In a recent episode of The Talk Show, John Gruber and Merlin Mann talked about the troubles with Siri, and their key complaint, I think, could be summed up in one word: context. Siri doesn’t seem to take advantage of what it knows, or should know, to give reasonable responses. I agree and find Siri’s inability to put requests in context far more frustrating than its mistakes in voice recognition. In fact, just before I listened to The Talk Show, Siri displayed for me a particularly egregious example of contextual ignorance.
I was driving up through central Illinois, a trip I’ve made more times than I can count. I was not using Siri/Maps to give me turn-by-turn directions. I was just listening to some podcast or another and watching the scenery, such as it is, go by. Somewhere south of Effingham, I realized that I’d lost track of how far away it was. Not a big deal, but Effingham is about the halfway point of my trip, and I usually stop there for gas, a bathroom break, and to text my wife an ETA.

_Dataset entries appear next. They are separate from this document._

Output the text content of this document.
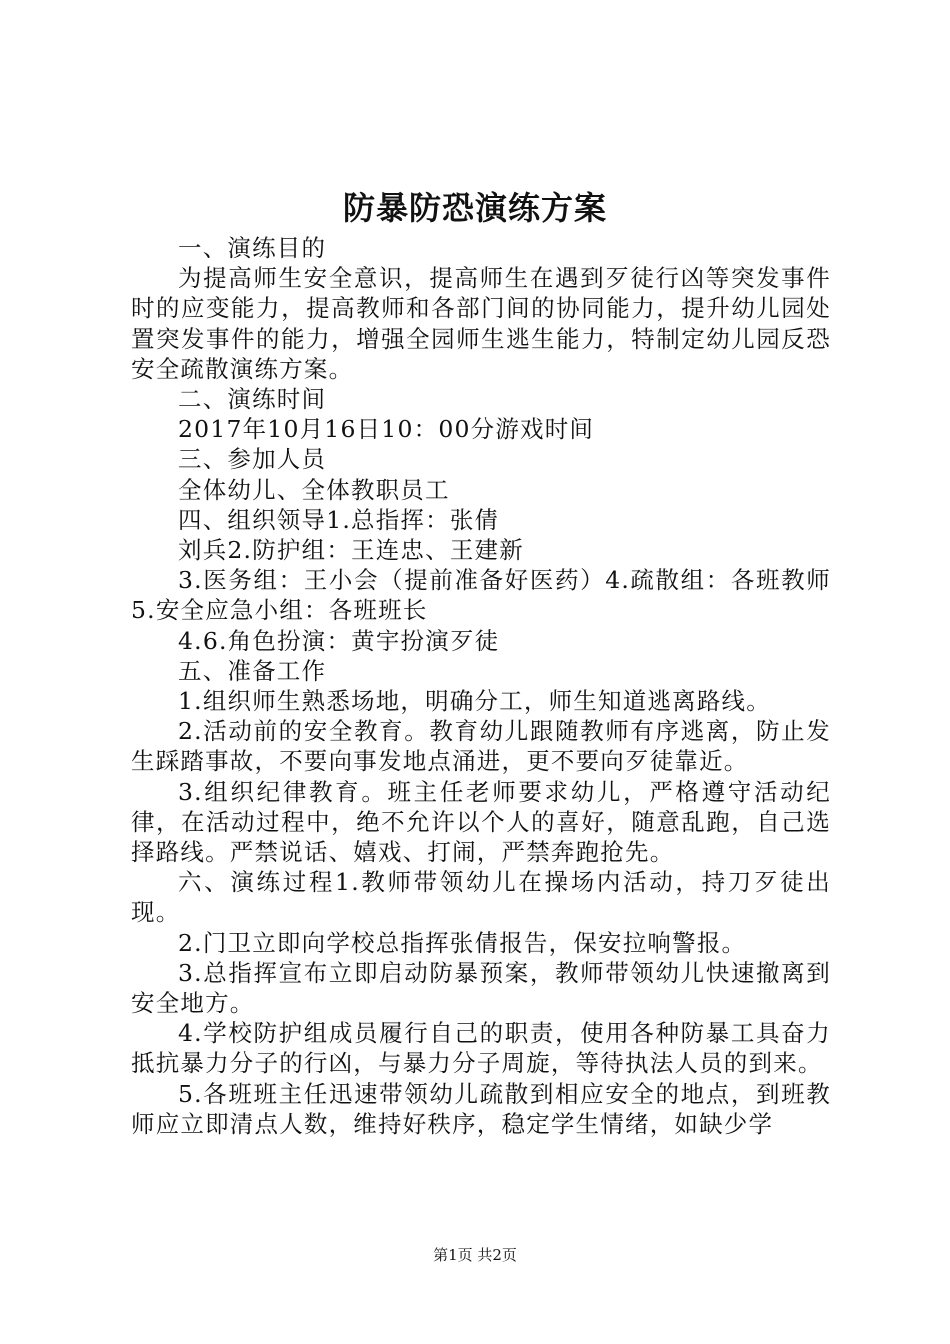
防暴防恐演练方案

一、演练目的

为提高师生安全意识，提高师生在遇到歹徒行凶等突发事件时的应变能力，提高教师和各部门间的协同能力，提升幼儿园处置突发事件的能力，增强全园师生逃生能力，特制定幼儿园反恐安全疏散演练方案。

二、演练时间

2017年10月16日10：00分游戏时间

三、参加人员

全体幼儿、全体教职员工

四、组织领导1.总指挥：张倩

刘兵2.防护组：王连忠、王建新

3.医务组：王小会（提前准备好医药）4.疏散组：各班教师5.安全应急小组：各班班长

4.6.角色扮演：黄宇扮演歹徒

五、准备工作

1.组织师生熟悉场地，明确分工，师生知道逃离路线。

2.活动前的安全教育。教育幼儿跟随教师有序逃离，防止发生踩踏事故，不要向事发地点涌进，更不要向歹徒靠近。

3.组织纪律教育。班主任老师要求幼儿，严格遵守活动纪律，在活动过程中，绝不允许以个人的喜好，随意乱跑，自己选择路线。严禁说话、嬉戏、打闹，严禁奔跑抢先。

六、演练过程1.教师带领幼儿在操场内活动，持刀歹徒出现。

2.门卫立即向学校总指挥张倩报告，保安拉响警报。

3.总指挥宣布立即启动防暴预案，教师带领幼儿快速撤离到安全地方。

4.学校防护组成员履行自己的职责，使用各种防暴工具奋力抵抗暴力分子的行凶，与暴力分子周旋，等待执法人员的到来。

5.各班班主任迅速带领幼儿疏散到相应安全的地点，到班教师应立即清点人数，维持好秩序，稳定学生情绪，如缺少学

第1页 共2页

My iPhone was charging and sitting upside-down in a cupholder in the center console. I pushed the home button, waited for the Siri beep to come through my car’s speakers, and asked “How far is it to Effingham?”
Siri’s response: “Which Effingham? Tap the one you want.”

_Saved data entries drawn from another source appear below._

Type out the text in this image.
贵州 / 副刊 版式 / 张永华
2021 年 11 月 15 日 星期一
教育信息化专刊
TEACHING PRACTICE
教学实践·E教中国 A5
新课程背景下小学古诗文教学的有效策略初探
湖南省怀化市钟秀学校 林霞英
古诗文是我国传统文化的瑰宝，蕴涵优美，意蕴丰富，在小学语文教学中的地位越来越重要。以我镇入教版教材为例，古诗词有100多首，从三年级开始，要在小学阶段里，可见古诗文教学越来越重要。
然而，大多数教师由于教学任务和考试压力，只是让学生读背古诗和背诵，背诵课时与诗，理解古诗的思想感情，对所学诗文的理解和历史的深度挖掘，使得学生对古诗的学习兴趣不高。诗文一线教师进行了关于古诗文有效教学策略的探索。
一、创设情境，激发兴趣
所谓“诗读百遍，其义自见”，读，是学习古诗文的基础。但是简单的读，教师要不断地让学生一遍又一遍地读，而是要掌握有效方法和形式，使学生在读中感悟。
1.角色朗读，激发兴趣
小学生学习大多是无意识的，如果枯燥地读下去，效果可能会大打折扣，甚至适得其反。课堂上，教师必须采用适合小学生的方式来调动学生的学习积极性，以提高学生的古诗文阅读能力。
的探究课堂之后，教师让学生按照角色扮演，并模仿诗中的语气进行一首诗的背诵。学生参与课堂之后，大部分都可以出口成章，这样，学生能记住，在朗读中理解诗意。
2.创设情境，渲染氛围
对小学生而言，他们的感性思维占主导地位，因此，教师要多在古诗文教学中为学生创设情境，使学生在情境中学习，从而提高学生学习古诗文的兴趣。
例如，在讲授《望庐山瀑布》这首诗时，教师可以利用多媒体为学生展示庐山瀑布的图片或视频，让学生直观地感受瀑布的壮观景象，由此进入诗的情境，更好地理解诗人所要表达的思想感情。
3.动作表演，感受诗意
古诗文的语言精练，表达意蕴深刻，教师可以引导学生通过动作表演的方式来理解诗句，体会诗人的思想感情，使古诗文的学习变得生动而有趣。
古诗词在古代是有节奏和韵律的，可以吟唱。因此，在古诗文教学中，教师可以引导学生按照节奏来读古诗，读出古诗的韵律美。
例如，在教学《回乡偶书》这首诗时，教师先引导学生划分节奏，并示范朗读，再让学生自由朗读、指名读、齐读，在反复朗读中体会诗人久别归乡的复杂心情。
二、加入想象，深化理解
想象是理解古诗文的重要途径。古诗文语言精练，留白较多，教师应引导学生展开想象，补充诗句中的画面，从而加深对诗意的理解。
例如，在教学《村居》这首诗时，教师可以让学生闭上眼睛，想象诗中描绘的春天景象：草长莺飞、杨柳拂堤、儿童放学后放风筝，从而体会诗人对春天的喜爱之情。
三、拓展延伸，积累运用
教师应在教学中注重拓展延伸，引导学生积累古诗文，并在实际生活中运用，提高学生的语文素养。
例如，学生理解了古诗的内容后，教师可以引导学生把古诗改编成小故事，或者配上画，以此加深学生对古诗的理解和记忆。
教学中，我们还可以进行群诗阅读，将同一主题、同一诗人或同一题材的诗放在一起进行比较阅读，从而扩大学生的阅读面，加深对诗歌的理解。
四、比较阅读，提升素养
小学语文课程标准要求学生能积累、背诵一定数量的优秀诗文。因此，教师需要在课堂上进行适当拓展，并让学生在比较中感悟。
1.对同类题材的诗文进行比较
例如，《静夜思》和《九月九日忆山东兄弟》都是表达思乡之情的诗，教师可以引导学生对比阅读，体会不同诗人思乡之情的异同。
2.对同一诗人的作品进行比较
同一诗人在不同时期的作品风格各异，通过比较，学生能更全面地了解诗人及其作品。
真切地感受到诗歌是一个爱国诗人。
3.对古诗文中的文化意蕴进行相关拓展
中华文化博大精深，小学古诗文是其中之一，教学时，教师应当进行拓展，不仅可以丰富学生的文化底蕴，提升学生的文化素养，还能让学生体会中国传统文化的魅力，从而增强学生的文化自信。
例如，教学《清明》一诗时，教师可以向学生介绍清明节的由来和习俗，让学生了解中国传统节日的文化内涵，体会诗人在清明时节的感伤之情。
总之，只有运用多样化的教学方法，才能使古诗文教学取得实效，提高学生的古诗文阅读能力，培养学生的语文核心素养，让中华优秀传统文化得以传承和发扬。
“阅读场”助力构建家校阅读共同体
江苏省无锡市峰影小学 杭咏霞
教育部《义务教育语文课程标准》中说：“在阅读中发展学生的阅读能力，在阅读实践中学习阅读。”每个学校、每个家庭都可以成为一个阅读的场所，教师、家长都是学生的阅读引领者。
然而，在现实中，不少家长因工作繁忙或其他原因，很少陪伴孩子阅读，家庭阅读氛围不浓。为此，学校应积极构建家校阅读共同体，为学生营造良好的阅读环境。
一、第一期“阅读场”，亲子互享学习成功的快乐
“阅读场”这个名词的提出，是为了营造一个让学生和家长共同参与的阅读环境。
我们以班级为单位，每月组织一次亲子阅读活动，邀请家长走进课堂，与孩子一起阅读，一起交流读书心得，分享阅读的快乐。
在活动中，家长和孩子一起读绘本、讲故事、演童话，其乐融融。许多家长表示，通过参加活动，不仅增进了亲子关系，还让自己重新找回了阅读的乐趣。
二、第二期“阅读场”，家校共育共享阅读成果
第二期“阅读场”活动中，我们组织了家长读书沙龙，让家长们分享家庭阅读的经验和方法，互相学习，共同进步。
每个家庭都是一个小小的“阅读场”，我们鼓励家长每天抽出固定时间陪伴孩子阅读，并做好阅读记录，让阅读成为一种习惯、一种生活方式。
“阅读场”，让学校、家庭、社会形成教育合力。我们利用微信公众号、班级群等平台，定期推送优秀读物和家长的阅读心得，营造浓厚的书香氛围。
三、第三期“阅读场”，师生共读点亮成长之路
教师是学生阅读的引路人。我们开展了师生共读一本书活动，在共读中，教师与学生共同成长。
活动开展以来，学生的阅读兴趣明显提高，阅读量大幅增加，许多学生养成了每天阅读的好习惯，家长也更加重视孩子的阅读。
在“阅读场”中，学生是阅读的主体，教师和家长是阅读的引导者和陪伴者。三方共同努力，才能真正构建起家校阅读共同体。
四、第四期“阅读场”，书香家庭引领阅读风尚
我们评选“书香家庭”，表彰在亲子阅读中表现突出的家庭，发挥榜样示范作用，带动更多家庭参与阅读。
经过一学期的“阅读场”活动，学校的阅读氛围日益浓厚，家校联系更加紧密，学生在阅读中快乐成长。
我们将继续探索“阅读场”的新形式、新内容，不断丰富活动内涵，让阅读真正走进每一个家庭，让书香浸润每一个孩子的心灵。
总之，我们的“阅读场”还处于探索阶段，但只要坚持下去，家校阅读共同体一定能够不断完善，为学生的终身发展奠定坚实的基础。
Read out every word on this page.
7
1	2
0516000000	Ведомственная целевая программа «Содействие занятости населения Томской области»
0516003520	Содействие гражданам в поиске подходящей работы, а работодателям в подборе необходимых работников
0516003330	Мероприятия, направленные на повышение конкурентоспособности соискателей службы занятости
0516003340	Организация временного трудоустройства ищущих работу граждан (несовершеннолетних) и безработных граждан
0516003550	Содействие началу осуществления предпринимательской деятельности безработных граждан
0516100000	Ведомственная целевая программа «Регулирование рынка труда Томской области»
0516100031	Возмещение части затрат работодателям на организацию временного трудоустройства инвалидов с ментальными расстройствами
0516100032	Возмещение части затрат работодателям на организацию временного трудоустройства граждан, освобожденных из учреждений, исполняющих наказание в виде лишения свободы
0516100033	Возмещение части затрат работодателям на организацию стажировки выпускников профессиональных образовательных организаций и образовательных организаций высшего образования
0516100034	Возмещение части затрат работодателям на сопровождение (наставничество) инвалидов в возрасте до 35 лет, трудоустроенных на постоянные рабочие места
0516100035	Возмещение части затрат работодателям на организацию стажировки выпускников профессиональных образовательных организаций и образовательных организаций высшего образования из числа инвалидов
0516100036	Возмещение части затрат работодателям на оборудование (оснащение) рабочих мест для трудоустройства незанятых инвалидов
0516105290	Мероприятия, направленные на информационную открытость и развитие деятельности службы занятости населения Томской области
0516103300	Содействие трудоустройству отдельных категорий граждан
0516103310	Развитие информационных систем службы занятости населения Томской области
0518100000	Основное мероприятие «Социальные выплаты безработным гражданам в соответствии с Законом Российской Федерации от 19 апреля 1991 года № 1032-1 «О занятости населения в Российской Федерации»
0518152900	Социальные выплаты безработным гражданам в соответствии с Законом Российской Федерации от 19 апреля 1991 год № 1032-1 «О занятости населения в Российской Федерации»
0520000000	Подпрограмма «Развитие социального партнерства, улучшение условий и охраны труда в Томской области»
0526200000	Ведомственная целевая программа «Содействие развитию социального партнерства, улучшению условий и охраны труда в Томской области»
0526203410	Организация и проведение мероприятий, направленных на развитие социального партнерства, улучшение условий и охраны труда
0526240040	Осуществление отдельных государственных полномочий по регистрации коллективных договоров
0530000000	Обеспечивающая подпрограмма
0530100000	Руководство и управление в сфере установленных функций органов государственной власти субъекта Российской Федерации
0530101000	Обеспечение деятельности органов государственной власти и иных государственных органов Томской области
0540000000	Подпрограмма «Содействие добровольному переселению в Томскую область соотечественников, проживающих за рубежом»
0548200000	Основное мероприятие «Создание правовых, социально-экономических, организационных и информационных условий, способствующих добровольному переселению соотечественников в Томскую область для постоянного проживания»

On the positive side, Siri recognized the word “Effingham” and recognized it as a place name. But those successes made its two context failures even more annoying.

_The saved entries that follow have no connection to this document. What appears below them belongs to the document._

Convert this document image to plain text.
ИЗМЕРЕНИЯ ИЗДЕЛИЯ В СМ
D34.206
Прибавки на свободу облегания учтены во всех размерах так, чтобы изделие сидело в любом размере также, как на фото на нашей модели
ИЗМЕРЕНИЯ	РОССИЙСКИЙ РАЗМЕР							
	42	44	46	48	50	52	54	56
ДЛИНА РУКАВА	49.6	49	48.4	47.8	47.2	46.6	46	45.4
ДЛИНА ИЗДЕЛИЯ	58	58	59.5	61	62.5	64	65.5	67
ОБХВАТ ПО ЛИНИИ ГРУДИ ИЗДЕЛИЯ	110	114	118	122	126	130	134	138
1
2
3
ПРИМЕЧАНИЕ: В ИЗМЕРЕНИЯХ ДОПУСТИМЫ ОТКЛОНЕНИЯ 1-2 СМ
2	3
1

First, I’m driving north on I-57 in Illinois between Mount Vernon and Effingham. Which effing Effingham do you think I want?!
Now you might argue that Siri has no way of telling which Effingham I want because I’m not using turn-by-turn directions. Don’t be such an apologist. Siri knows it’s being asked for a distance between where I am and some other place. The only way it can get that data is through Maps. In fact, it knows there are multiple Effinghams because of Maps. If it’s done all that already, why not make a reasonable guess as to which one I mean. Isn’t that the point of “artificial intelligence”?
But let’s say Siri is being extra careful. It’s taken that “ass out of you and me” thing to heart and refuses to assume. That leads us to its second contextual error: asking me to tap on something while I’m driving instead of allowing me to answer verbally.
And Siri knows damned well I’m driving. It’s connected to my car via Bluetooth. It can use its GPS to figure out I’m moving 80 mph. It has no business asking me to tap on a choice.
(Frankly, I could have picked up my phone and tapped on a choice safely. But because Siri’s stupidity had stunned me into a second or two of inaction, it disconnected as I was picking the phone out of the cupholder.)
This is the kind of thing Siri must get better at. It’s failure to handle my request had nothing to do with big data or privacy concerns—things that are often cited as reasons Apple can’t compete with the data-hoovering Google. Siri knew everything it needed to know to answer my question. It just wasn’t smart enough to put it all together.
This kind of frustration isn’t exclusive to Siri, though. A few days later, I was at a Sonic drive-in, placing an order. I pushed the red button at the bottom of the menu board and had the following conversation with the young woman who answered.
“Welcome to Sonic. Can I take your order?”
“Yes, I’ll have the Number One Combo with a Coke.”
“Do you want ketchup, mustard, and mayo on the burger?”
“No mayo. Everything else.”
“So you want ketchup and mustard?”
“Do you want fries with that?”
(I had never been to a Sonic before, and I confess I hadn’t read the menu carefully enough to know there was a choice between fries and “tots.” Had I known, I would have given my choice when I first ordered. I’ve since been told tots are better.)
“I’m sorry, could you repeat that?”
“Are you saying ‘tots’?”
“No, I’m saying ‘yes’.”
“Yes, to your question if I want fries. Yes, I want fries.”
“What would you like to drink?”
People often say they want Siri to act more like a human being. I hope Apple sets the bar higher than that.